• U.S.

Books: Literary Rotolactor

4 minute read
TIME

There is one Manhattan publishing house the less since a Federal jury found sleek, Italian-born Carlo M. Flumiani guilty on 12 charges of mail fraud last fortnight. This week Judge Simon H. Rifking sentenced him to 18 months in jail, a $2,500 fine. But nobody will miss Fortuny, Inc., or Publisher Flumiani. A particularly heartless and lucrative operator in what is known to the book trade as “vanity publishing,” Publisher Flumiani was convicted of mulcting, since 1935, several thousand gullible authors of around $500.000 by making them pay for the publication of their books—mostly tripe.

If the authors’ vanity and cash alone had been involved, Assistant U.S. District Attorney Rudolf Halley would have had no case.* But as Attorney Halley made clear, vanity was the mere come-on, and something more solid than glory was dangled ahead. Mr. Flumiani’s authors were generally poor and innocent enough to fall for the flagrant letterhead, “A Fortune To Gain In Each Fortuny Book”; and Mr. Flumiani was ingeniously equipped to hand out whatever further encouragement was needed.

As the Revel Syndicate, a literary agency, he received manuscripts (at a “marketing fee” of $4 to $7), praised them, shelved them for 30 days. As one of four presses (the Minerva, the Prometheus, the Pegasus, the Psychology), he then described himself as nibbling; and shelved the manuscript for another 30 days. At that point the house of Fortuny was foaming to print and sell the book, if only the author would come across with “part of” the manufacturing costs.

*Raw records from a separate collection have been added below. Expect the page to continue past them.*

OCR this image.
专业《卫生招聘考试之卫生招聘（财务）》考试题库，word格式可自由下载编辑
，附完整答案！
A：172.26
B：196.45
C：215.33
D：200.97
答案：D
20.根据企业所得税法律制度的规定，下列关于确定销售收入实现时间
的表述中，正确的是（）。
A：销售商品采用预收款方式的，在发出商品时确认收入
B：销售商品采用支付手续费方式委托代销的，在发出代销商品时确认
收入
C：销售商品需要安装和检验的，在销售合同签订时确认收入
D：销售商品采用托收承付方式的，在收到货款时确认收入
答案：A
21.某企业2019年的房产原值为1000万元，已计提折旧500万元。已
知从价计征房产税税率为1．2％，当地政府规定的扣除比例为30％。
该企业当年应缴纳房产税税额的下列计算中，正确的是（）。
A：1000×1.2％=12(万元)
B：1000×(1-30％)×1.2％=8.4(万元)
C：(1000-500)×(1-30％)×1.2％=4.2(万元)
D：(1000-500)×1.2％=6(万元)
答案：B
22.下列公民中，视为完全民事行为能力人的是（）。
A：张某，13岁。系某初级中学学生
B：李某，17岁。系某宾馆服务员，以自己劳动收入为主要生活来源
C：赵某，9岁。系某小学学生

The Fortuny contract promised the author 20% royalties on the first 3,000 copies sold, 50% thereafter. For some, there were extras: “subscription” (for publicity); or “revision,” at 30 to 50¢ per page. For $25 the author’s picture was used as a frontispiece.

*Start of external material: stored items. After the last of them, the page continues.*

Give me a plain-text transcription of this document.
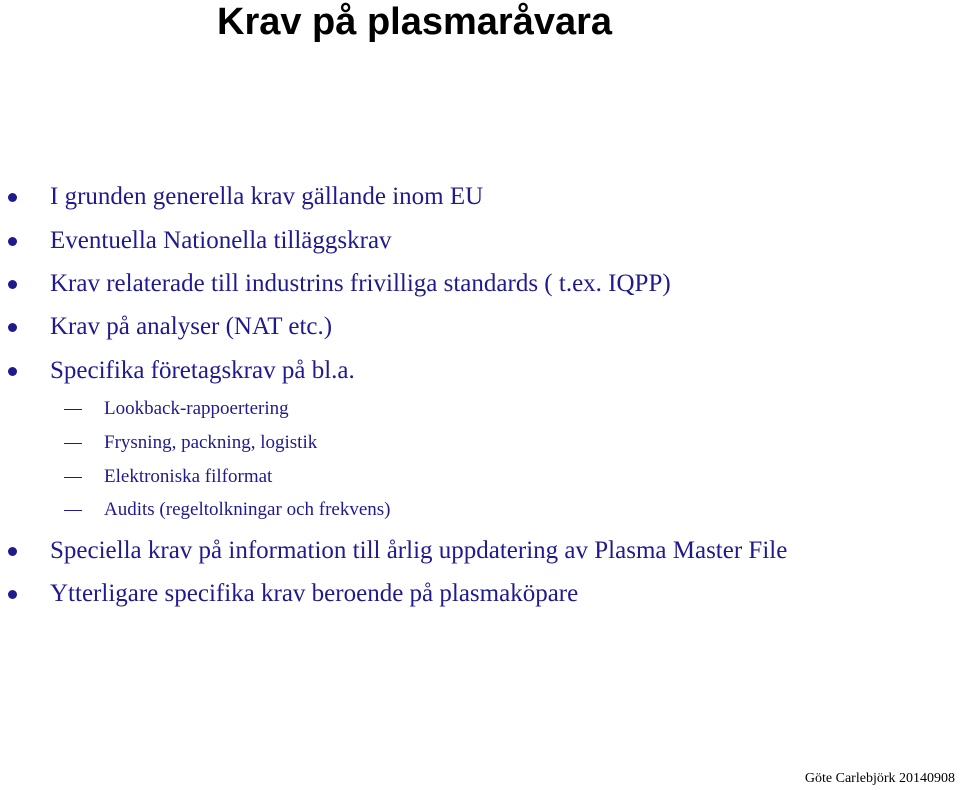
Krav på plasmaråvara
I grunden generella krav gällande inom EU
Eventuella Nationella tilläggskrav
Krav relaterade till industrins frivilliga standards ( t.ex. IQPP)
Krav på analyser (NAT etc.)
Specifika företagskrav på bl.a.
Lookback-rappoertering
Frysning, packning, logistik
Elektroniska filformat
Audits (regeltolkningar och frekvens)
Speciella krav på information till årlig uppdatering av Plasma Master File
Ytterligare specifika krav beroende på plasmaköpare
Göte Carlebjörk 20140908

Revisions were handled by Editor-in-Chief Irene Watson, an 18-year-old graduate of Brooklyn’s Bay Ridge High School, who received $13.60 a week for her services, and realized no more clearly than the authors that she was helping run a roto-lactor. Some 40 other high-school kids, delighted to be in the publishing game at similar wages, sent out Mr. Flumiani’s oleaginous form letters. The “season paragraph” told the author that the time (any old time) was ripe to bursting for his book to appear. The “fighting paragraph” bucked him up if he seemed to feel his work was unworthy of publication. The “action paragraph” read: “We believe that this book is an original. It reveals an individual mind. It possesses the characteristics of an unusual contribution to present literature….Its style is of exquisite quality.” In Flumiani’s form book there were 146 such paragraphs, tailored to meet every conceivable contingency. If the author seemed to be dubious of the whole show, the Associated Publishers of North America (a Flumiani letterhead) endorsed Fortuny as a reliable house.

Fortuny’s authors paid Mr. Flumiani anywhere from $200 to over $1,000 each for printing their books. Generally a hundred copies or so were printed, at a cost to Fortuny of 12 to 25¢ per copy. In his last 18 months in business, Mr. Flumiani published 117 books. Of the total income for that period, $92,793, $77,891 came from the authors, the rest from sales, including sales to the authors of their own books. Most of this money went into the business, which in those months expanded from 6 to 40 employes; Mr. Flumiani got only $7,000. In royalties, meanwhile, his collective authors received $77.84.

In the course of the trial, Sinclair Lewis testified that he had never in his life paid to have a word of his printed. Various of Mr. Flumiani’s victims also appeared:

> Dr. John B. Boland, of Sterling, Ill. He paid $429.50 to have published a 32-page volume of his short stories, Ships That Sail. Cost to Fortuny was $67.95.

> Rev. Edward Gholson of Winston-Salem, N.C., a Negro pastor, paid $374.25 (on a bill for $436.81) for publication of a 56-page book (Aphorisms of Wit and Wisdom) and was, with his Confucian aphorisms, one of the Government’s star witnesses.

> O. J. Waters of Tilton, N.H., a crippled artist, paid out more than $550 on his booklet of prose and verse, Embers. He told the jury, in a voice hardly above a whisper, that the Pegasus Publishing Co. had written him: “Your manuscript represents an original contribution to our present literature.”

For such authors, Publisher Flumiani had with godlike impartiality brought forth a joke book, a treatise on diet, amorous poetry, a book of advice on whom to marry. He even published one man’s book on how to make money as an author.

* Many a legitimate publisher sometimes lets the author share the costs.